Todos somos falibles y cometemos errores. Hacerse
cargo, rectificar y disculparse es de sabios. Ser presa de su propio frenesí y
montar berrinches internacionales es un grave error que cualquier funcionario público
en el mundo es capaz de cometer, no cabe duda. Todo ello tiene remedio. Hay
cosas, sin embargo, a un tiempo públicas e íntimas que no tienen arreglo. Orar
con el corazón envenenado no es ni de judíos, ni de moros, ni de cristianos,
mucho menos de materialistas dialécticos o de ídolos del siglo XXI, de todo un
autoproclamado influencer. Un alto perfil público a nivel internacional
no puede perder la cordura, los protocolos, el garbo. Siempre se está en la
mira en un juego de dioses y semidioses envidiosos, mezquinos, egoístas. Por
eso es preferible ser pueblo, pequeño, de a pie: mortal. Estulto es quien embriagado
de sí mismo no sepa que la plegaria es una entrevista mística e íntima entre Dios
y una de sus ínfimas criaturas, aquella que conscientemente elije someterse a
la divinidad ilímite para crear un instante, un nexo eterno en donde el alma se
desata de la materia temporal para unirse en luz y energías vivas con la fuente
de vitalidad, sabiduría, y comunión armónica que rige al universo, si de veras hay
convicción y coraje para salir del mundo... fusionándose hasta lo profundo con lo
que se pide para causar el milagro inmerecido. Quien causa un milagro abre
caminos para la humanidad. Hasta los científicos cuánticos dan fe de esto, de
la transfiguración de las personas al trascender los límites de lo corpóreo a
través de la plegaria, del concéntrico poder de la bondad, el perdón y la sanación
concentrada en un rezo. Y esto es así, porque orar es salirse de sí mismo, negarse
a sí mismo, trascender tiempo, espacio, mezquindades, dolores, y demás
ensimismamientos y cotidianeidades. El acto sagrado e inmemorial de hablar con
la divinidad no puede ser una patraña pública, electorera, onerosamente televisada
(¡en la noche de los Óscares para mayor desparpajo!) con el envenenado afán de
alguien que por caprichos políticos reza antes de amenazar de muerte constitucional
a sus enemigos en las próximas elecciones. Esa burda mezcla de lo sacro
revuelto con lo profano vergüenza nacional y ajena ha de provocar.

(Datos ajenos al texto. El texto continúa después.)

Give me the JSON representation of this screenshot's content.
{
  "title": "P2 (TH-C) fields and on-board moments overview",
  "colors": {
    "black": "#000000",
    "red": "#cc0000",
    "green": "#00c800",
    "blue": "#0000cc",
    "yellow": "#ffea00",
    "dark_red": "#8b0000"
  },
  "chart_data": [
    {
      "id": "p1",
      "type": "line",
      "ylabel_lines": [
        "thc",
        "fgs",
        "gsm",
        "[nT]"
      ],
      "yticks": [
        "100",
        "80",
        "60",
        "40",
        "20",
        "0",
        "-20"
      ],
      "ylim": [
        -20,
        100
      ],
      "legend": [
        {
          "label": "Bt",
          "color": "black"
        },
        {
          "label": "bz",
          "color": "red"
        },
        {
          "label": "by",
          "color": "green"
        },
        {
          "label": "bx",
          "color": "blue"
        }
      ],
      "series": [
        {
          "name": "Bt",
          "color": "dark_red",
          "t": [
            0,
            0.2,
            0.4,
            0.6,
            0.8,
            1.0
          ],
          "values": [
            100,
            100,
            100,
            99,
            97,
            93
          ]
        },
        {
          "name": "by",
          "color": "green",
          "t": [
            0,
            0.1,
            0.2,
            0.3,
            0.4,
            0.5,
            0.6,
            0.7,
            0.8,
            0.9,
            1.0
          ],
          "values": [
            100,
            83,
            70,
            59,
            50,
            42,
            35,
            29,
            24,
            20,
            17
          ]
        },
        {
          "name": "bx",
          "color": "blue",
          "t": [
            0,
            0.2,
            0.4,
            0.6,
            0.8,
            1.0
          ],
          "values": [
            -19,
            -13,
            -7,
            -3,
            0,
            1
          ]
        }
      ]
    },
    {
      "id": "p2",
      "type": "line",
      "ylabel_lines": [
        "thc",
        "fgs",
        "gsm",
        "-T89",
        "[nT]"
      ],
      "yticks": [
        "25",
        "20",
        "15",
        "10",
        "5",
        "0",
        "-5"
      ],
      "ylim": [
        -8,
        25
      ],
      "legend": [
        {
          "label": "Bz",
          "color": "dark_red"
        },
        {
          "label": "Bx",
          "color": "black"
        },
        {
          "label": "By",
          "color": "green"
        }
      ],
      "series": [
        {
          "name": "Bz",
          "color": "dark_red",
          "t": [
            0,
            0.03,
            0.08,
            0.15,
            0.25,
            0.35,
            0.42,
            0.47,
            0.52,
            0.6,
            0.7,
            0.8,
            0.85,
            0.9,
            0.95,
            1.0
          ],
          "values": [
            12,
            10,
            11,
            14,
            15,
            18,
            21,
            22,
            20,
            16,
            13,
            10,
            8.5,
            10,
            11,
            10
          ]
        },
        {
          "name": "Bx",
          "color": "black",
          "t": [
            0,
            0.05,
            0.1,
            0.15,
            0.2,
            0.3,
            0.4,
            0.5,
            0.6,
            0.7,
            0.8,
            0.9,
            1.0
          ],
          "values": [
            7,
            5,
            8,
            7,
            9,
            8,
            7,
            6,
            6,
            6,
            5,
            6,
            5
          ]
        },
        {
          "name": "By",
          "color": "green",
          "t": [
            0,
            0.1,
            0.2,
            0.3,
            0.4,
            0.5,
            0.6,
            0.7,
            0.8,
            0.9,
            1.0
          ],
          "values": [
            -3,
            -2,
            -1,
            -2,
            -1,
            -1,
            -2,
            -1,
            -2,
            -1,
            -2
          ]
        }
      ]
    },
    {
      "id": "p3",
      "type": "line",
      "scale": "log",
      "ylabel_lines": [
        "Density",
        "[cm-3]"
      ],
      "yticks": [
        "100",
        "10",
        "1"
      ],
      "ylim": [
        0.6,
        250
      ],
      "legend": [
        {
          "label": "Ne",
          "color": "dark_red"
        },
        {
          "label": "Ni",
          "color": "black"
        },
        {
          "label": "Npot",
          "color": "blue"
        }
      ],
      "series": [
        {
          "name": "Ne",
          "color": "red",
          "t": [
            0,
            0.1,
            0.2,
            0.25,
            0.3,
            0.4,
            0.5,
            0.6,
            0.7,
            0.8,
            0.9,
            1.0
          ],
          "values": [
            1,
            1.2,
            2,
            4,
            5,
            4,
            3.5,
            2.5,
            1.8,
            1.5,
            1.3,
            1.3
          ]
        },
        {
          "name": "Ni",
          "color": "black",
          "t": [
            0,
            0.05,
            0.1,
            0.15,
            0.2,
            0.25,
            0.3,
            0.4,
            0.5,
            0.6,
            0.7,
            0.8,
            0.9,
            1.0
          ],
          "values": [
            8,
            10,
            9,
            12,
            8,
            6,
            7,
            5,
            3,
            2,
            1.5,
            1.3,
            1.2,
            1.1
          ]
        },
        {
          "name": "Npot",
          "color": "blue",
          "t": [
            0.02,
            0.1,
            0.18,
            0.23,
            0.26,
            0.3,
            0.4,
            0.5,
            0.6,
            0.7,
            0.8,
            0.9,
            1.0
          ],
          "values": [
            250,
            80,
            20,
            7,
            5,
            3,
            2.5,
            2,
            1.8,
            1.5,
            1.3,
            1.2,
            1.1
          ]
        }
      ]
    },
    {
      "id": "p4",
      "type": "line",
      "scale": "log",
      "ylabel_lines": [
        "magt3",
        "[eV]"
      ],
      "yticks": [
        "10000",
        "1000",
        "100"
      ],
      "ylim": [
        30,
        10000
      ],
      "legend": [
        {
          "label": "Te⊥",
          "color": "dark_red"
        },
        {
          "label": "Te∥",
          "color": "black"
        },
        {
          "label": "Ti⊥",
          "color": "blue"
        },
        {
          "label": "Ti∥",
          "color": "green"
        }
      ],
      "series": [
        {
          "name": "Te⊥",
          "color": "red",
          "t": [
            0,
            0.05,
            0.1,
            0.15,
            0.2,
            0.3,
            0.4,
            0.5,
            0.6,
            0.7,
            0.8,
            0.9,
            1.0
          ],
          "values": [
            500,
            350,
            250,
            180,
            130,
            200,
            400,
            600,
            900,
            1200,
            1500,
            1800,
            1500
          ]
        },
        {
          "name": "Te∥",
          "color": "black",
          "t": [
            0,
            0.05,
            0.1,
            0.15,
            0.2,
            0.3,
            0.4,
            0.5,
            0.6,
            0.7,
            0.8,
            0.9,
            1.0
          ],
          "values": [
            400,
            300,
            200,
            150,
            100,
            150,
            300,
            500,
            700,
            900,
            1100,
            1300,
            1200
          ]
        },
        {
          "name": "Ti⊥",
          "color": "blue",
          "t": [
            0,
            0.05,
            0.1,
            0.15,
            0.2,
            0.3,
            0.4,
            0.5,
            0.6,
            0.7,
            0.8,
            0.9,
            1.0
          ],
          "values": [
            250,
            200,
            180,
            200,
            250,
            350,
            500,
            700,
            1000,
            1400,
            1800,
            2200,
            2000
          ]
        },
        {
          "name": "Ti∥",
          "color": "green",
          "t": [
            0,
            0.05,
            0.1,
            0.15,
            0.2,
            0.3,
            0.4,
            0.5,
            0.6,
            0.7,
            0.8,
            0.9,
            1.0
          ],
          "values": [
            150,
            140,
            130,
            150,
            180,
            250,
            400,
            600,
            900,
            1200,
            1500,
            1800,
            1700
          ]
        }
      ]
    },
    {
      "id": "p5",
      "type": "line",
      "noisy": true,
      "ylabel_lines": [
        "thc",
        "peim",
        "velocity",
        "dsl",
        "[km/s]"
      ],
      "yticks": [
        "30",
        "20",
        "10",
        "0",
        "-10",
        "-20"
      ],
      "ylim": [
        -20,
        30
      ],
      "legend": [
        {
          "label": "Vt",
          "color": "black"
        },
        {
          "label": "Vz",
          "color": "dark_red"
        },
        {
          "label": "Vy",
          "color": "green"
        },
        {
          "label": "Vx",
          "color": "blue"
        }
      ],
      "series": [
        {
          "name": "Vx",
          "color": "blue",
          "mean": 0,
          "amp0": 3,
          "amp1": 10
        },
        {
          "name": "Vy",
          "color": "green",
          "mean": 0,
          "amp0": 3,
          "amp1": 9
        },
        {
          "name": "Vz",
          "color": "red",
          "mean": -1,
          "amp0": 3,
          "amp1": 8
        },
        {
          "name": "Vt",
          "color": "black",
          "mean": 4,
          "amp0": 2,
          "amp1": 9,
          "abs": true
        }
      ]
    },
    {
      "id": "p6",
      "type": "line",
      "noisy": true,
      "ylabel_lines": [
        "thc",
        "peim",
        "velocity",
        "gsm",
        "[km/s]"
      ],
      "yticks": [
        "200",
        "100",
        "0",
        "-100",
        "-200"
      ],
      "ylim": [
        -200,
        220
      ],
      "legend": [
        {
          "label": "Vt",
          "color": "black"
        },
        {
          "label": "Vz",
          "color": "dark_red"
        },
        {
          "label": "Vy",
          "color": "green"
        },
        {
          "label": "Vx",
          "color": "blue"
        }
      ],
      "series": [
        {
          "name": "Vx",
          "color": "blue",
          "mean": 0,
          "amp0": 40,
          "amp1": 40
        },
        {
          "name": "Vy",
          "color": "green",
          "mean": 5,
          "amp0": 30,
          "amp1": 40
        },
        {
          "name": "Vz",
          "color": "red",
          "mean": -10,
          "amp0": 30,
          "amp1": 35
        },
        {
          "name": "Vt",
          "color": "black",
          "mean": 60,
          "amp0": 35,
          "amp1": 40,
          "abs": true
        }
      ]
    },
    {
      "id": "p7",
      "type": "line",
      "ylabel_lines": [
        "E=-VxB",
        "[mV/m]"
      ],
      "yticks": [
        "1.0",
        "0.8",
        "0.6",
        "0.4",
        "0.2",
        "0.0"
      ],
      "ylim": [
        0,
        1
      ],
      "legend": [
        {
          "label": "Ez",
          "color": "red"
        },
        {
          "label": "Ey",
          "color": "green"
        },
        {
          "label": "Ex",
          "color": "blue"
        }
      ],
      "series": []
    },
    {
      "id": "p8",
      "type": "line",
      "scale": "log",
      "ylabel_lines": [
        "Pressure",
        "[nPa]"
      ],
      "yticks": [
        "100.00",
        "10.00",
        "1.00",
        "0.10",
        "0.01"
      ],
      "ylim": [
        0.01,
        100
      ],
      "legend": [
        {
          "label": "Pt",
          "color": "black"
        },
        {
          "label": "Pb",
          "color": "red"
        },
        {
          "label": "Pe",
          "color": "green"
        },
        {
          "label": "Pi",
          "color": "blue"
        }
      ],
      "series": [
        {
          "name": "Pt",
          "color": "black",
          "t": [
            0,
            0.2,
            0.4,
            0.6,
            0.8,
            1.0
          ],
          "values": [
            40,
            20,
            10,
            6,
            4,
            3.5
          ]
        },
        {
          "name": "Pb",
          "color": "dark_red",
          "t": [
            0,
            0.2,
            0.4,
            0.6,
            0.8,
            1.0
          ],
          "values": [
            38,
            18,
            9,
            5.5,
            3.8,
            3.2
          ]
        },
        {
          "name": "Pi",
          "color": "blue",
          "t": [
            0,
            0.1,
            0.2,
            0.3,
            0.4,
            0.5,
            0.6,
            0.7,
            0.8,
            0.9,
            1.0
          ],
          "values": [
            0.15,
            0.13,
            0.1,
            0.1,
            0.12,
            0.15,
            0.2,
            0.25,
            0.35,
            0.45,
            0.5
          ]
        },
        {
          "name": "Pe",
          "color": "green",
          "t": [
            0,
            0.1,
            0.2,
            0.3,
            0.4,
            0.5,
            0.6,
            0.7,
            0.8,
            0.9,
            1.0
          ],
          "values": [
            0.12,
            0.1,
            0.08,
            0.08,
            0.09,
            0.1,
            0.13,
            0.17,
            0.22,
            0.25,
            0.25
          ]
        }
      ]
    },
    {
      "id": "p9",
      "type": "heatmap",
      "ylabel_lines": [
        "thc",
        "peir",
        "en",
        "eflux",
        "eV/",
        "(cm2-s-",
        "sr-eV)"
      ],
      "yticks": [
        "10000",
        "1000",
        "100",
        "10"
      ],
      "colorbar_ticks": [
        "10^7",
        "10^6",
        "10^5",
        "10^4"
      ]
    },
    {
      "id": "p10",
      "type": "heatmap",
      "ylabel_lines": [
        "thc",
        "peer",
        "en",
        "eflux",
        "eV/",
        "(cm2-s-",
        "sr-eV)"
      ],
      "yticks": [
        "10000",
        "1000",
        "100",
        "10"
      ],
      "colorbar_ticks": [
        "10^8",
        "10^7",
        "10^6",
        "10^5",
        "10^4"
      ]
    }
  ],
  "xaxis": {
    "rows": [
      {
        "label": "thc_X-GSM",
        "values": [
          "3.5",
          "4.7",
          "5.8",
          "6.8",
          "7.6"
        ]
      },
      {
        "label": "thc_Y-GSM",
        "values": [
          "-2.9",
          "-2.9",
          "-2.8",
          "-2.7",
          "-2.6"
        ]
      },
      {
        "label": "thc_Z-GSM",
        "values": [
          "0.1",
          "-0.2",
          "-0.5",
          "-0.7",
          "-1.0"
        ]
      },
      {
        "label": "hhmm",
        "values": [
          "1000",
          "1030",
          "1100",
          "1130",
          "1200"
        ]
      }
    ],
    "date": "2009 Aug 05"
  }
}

Peor aún, cerrar
los ojos y alzar las manos al cielo en busca de la voz de Dios, pidiéndole los
deformes trofeos de una desubicada megalomanía política lo único que logra es revelarle
al mundo entero el descarado complejo de mesías díscolo y tropicalizado que se
profesa, algo totalmente impropio de un hombre de fe que además funge como jefe
de estado. Eso indigna, por muy desmerecida o débil que sea la democracia en la
que ese jefe de estado haya sido elegido. Más que un insulto a sí mismo, ese
tipo de numeritos párvulos son un irrespetuoso insulto al pueblo y a todos los
círculos al que perteneciere tal susodicho elegido, sin importar sus
latitudes.
A.E.S. – 10 de
febrero de 2020
[i] DE CÓMO LAS
PIEDRAS, EL BAMBÚ Y OTROS SUPUESTOS DESPERDICIOS HAN DEMOSTRADO SER EXCELENTE MATERIAL
DIDÁCTICO PARA LA CÁTEDRA DE HISTORIA. Puertas Abiertas. Antología de poesía
centroamericana. Fondo de Cultura Económica. México, 2011.